A dish I thoroughly enjoy at my favorite Mexican-style restaurant is Chicken Mole. Generally this is composed of pulled or shredded roasted chicken with rice and whole black beans, wrapped in a soft flour tortilla and smothered in “mole” (mow-lay) or sauce. If you’ve never tried this sauce you are in for a delightful surprise because it’s an ancient sauce with a primary ingredient of cacao. Or better known as chocolate. plus spices and other stuff that make mole a DEE-LISH-US! and elegant flavor combination with so many dishes. I don’t make mole at home. It’s time consuming and a bit too complicated for me to undertake when I’m just making a couple of plates of food. So I cheat.
I use a prepared version recommended by a friend who is chef of a local Mexican eatery. I like it. I’m sure if I took the trouble to make my own with fresh ingredients and invested all the time — it could not be better than this. Maybe yours is and more power to you. Mine isn’t. (PS. I also buy ketchup in bottles rather than make my own.)
If you take a look at the photo above it looks like something you might be served at a restaurant. (I hope.) And it looks like it could be complicated. Actually, it was so EZ that I am a bit shy about explaining it. The plate contains two different recipes: Smoke-Roasted Chicken & Grilled Avocados. All I did to bring it together on the plate was heat up the Dora Maria Mole Sauce and scape the plate somewhat artistically … and adding garnish for color along with some slivers of lemon peel. As my maitre’d used to say: “Voila!”

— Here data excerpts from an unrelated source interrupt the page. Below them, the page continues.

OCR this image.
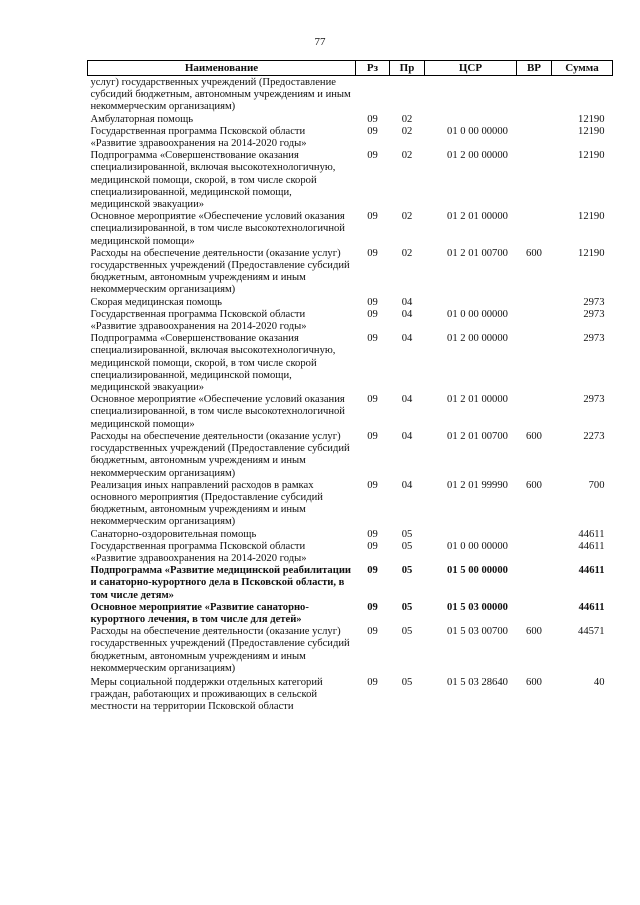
77
Наименование	Рз	Пр	ЦСР	ВР	Сумма
услуг) государственных учреждений (Предоставление субсидий бюджетным, автономным учреждениям и иным некоммерческим организациям)					
Амбулаторная помощь	09	02			12190
Государственная программа Псковской области «Развитие здравоохранения на 2014-2020 годы»	09	02	01 0 00 00000		12190
Подпрограмма «Совершенствование оказания специализированной, включая высокотехнологичную, медицинской помощи, скорой, в том числе скорой специализированной, медицинской помощи, медицинской эвакуации»	09	02	01 2 00 00000		12190
Основное мероприятие «Обеспечение условий оказания специализированной, в том числе высокотехнологичной медицинской помощи»	09	02	01 2 01 00000		12190
Расходы на обеспечение деятельности (оказание услуг) государственных учреждений (Предоставление субсидий бюджетным, автономным учреждениям и иным некоммерческим организациям)	09	02	01 2 01 00700	600	12190
Скорая медицинская помощь	09	04			2973
Государственная программа Псковской области «Развитие здравоохранения на 2014-2020 годы»	09	04	01 0 00 00000		2973
Подпрограмма «Совершенствование оказания специализированной, включая высокотехнологичную, медицинской помощи, скорой, в том числе скорой специализированной, медицинской помощи, медицинской эвакуации»	09	04	01 2 00 00000		2973
Основное мероприятие «Обеспечение условий оказания специализированной, в том числе высокотехнологичной медицинской помощи»	09	04	01 2 01 00000		2973
Расходы на обеспечение деятельности (оказание услуг) государственных учреждений (Предоставление субсидий бюджетным, автономным учреждениям и иным некоммерческим организациям)	09	04	01 2 01 00700	600	2273
Реализация иных направлений расходов в рамках основного мероприятия (Предоставление субсидий бюджетным, автономным учреждениям и иным некоммерческим организациям)	09	04	01 2 01 99990	600	700
Санаторно-оздоровительная помощь	09	05			44611
Государственная программа Псковской области «Развитие здравоохранения на 2014-2020 годы»	09	05	01 0 00 00000		44611
Подпрограмма «Развитие медицинской реабилитации и санаторно-курортного дела в Псковской области, в том числе детям»	09	05	01 5 00 00000		44611
Основное мероприятие «Развитие санаторно-курортного лечения, в том числе для детей»	09	05	01 5 03 00000		44611
Расходы на обеспечение деятельности (оказание услуг) государственных учреждений (Предоставление субсидий бюджетным, автономным учреждениям и иным некоммерческим организациям)	09	05	01 5 03 00700	600	44571
Меры социальной поддержки отдельных категорий граждан, работающих и проживающих в сельской местности на территории Псковской области	09	05	01 5 03 28640	600	40
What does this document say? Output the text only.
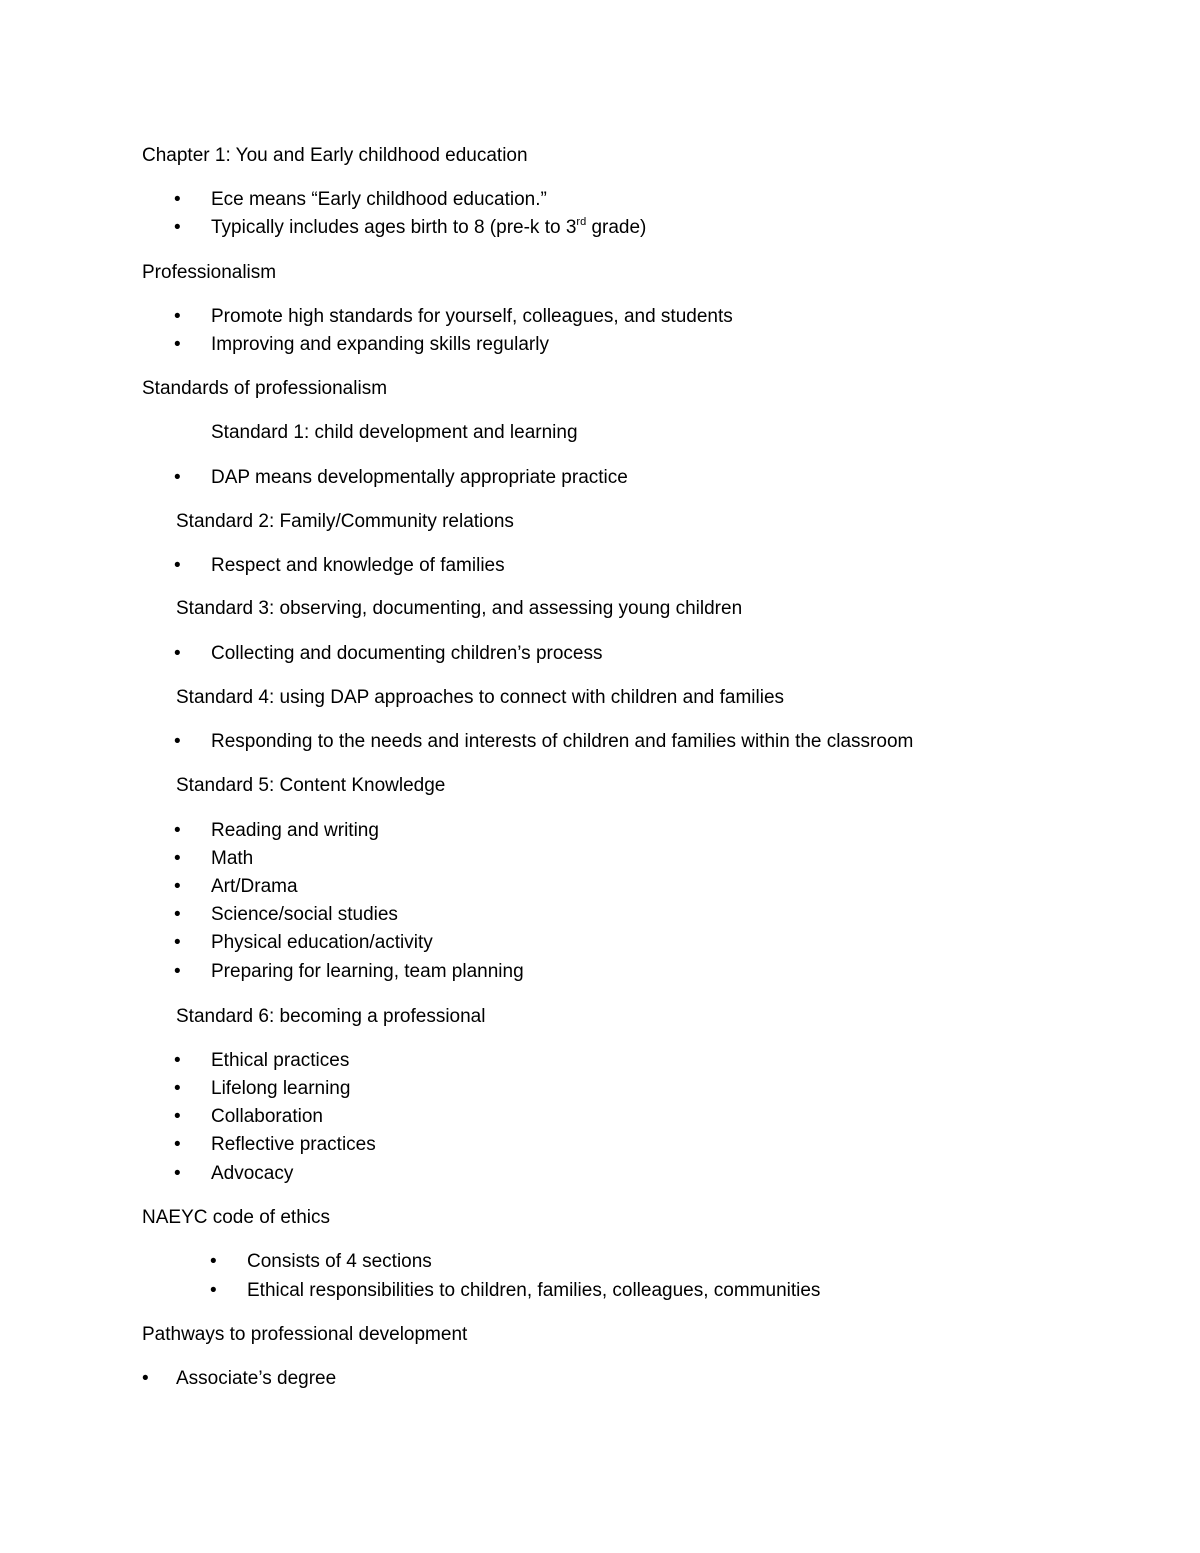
Chapter 1: You and Early childhood education
• Ece means “Early childhood education.”
• Typically includes ages birth to 8 (pre-k to 3rd grade)
Professionalism
• Promote high standards for yourself, colleagues, and students
• Improving and expanding skills regularly
Standards of professionalism
Standard 1: child development and learning
• DAP means developmentally appropriate practice
Standard 2: Family/Community relations
• Respect and knowledge of families
Standard 3: observing, documenting, and assessing young children
• Collecting and documenting children’s process
Standard 4: using DAP approaches to connect with children and families
• Responding to the needs and interests of children and families within the classroom
Standard 5: Content Knowledge
• Reading and writing
• Math
• Art/Drama
• Science/social studies
• Physical education/activity
• Preparing for learning, team planning
Standard 6: becoming a professional
• Ethical practices
• Lifelong learning
• Collaboration
• Reflective practices
• Advocacy
NAEYC code of ethics
• Consists of 4 sections
• Ethical responsibilities to children, families, colleagues, communities
Pathways to professional development
• Associate’s degree
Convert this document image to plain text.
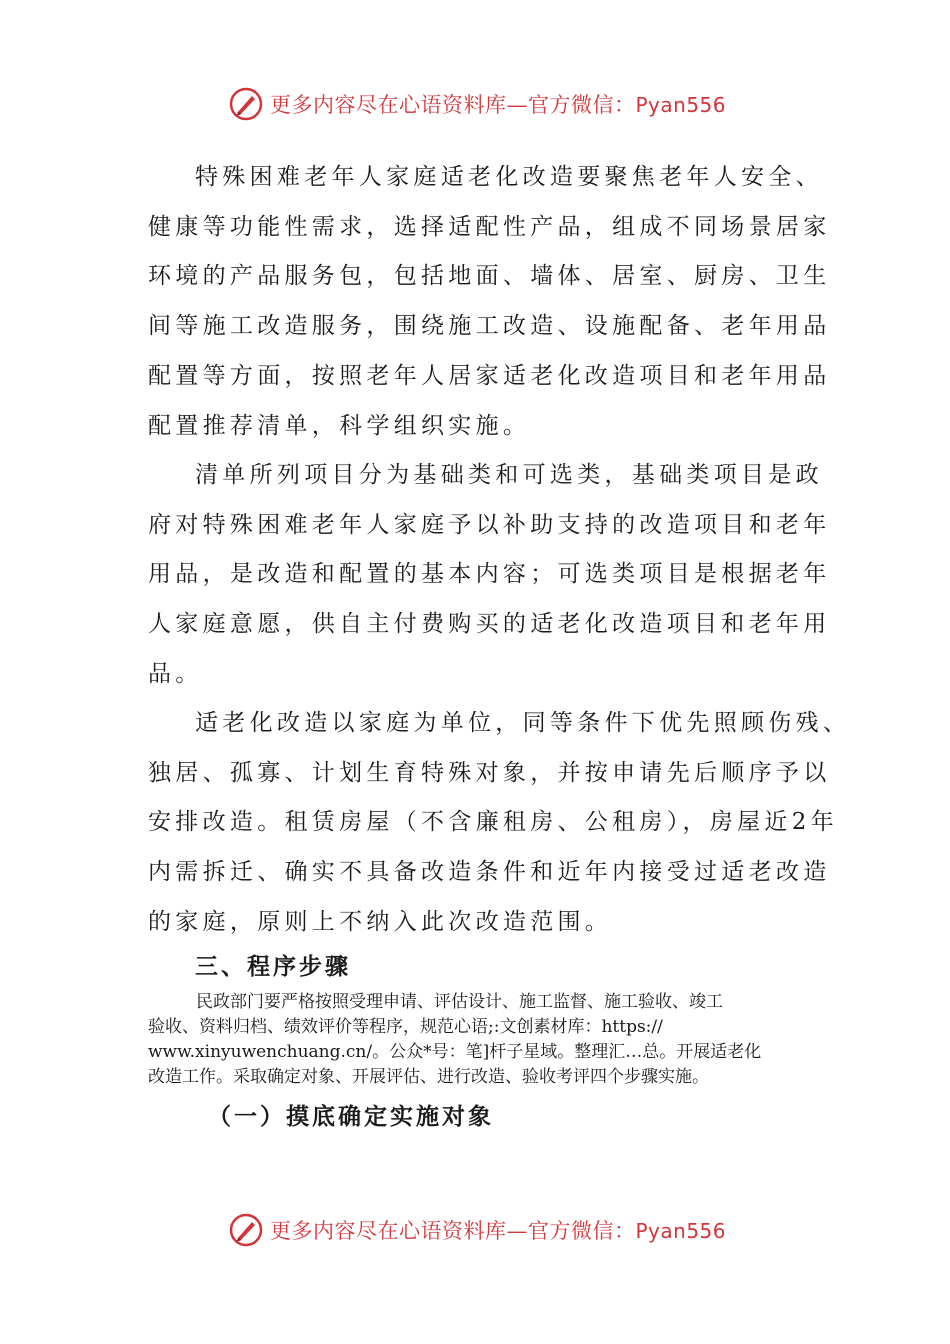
更多内容尽在心语资料库—官方微信：Pyan556
特殊困难老年人家庭适老化改造要聚焦老年人安全、
健康等功能性需求，选择适配性产品，组成不同场景居家
环境的产品服务包，包括地面、墙体、居室、厨房、卫生
间等施工改造服务，围绕施工改造、设施配备、老年用品
配置等方面，按照老年人居家适老化改造项目和老年用品
配置推荐清单，科学组织实施。
清单所列项目分为基础类和可选类，基础类项目是政
府对特殊困难老年人家庭予以补助支持的改造项目和老年
用品，是改造和配置的基本内容；可选类项目是根据老年
人家庭意愿，供自主付费购买的适老化改造项目和老年用
品。
适老化改造以家庭为单位，同等条件下优先照顾伤残、
独居、孤寡、计划生育特殊对象，并按申请先后顺序予以
安排改造。租赁房屋（不含廉租房、公租房），房屋近2年
内需拆迁、确实不具备改造条件和近年内接受过适老改造
的家庭，原则上不纳入此次改造范围。
三、程序步骤
民政部门要严格按照受理申请、评估设计、施工监督、施工验收、竣工
验收、资料归档、绩效评价等程序，规范心语;:文创素材库：https://
www.xinyuwenchuang.cn/。公众*号：笔]杆子星域。整理汇…总。开展适老化
改造工作。采取确定对象、开展评估、进行改造、验收考评四个步骤实施。
（一）摸底确定实施对象
更多内容尽在心语资料库—官方微信：Pyan556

Clarification: If you are saying to yourself – “Hey, Chocolate Mole is redundant – because Mole means chocolate.” Actually “mole” (moe-lay) is a Spanish language term used for most sauces. Ever heard of Guacamole? Unfortunately the term has become synonymous with chocolate because of Mexican restaurant menus. It’s common for menus to use the word ‘mole’ associated with any dish using chocolate sauce on food. Because not everyone eats Mexican-style food I am being kinda correct and kinda redundant by using chocolate to describe the sauce. Whew! ~ CB
From Char-Broil All-Star Chef Cristo:
“You are correct CB. There is no definitive mole, but rather endless versions that differ from family to family, from region to region. “Every home cook seems to throw in his or her own secret ingredient. But make no mistake, when you encounter the real thing, the taste is beyond words,” said Sandoval, a Mexico native who mixes animal cookies into his mole just like his grandmother did. Mole, which comes from the Aztec word molli, meaning concoction or stew, is believed to have been created in the late 1600s by a nun in a convent in Puebla de los Angeles, outside Mexico City, to honor the archbishop for building a nearby convent. According to food historians, she spared no expense, using the best and most expensive ingredients to create the dark, savory sauce that grew to tantalize a nation.
Today, Oaxaca has the reputation as Mexico’s best state for mole, followed by Puebla and Veracruz. The famous “seven moles of Oaxaca” compose a rainbow of earthy colors such as black, brown, brick red, yellow and green. The region’s most famous variety, mole negro, uses six kinds of chile, almonds, raisins, pumpkin seeds, tomato, garlic, onions, plantains, chocolate, spices, chile seeds, lard and more.”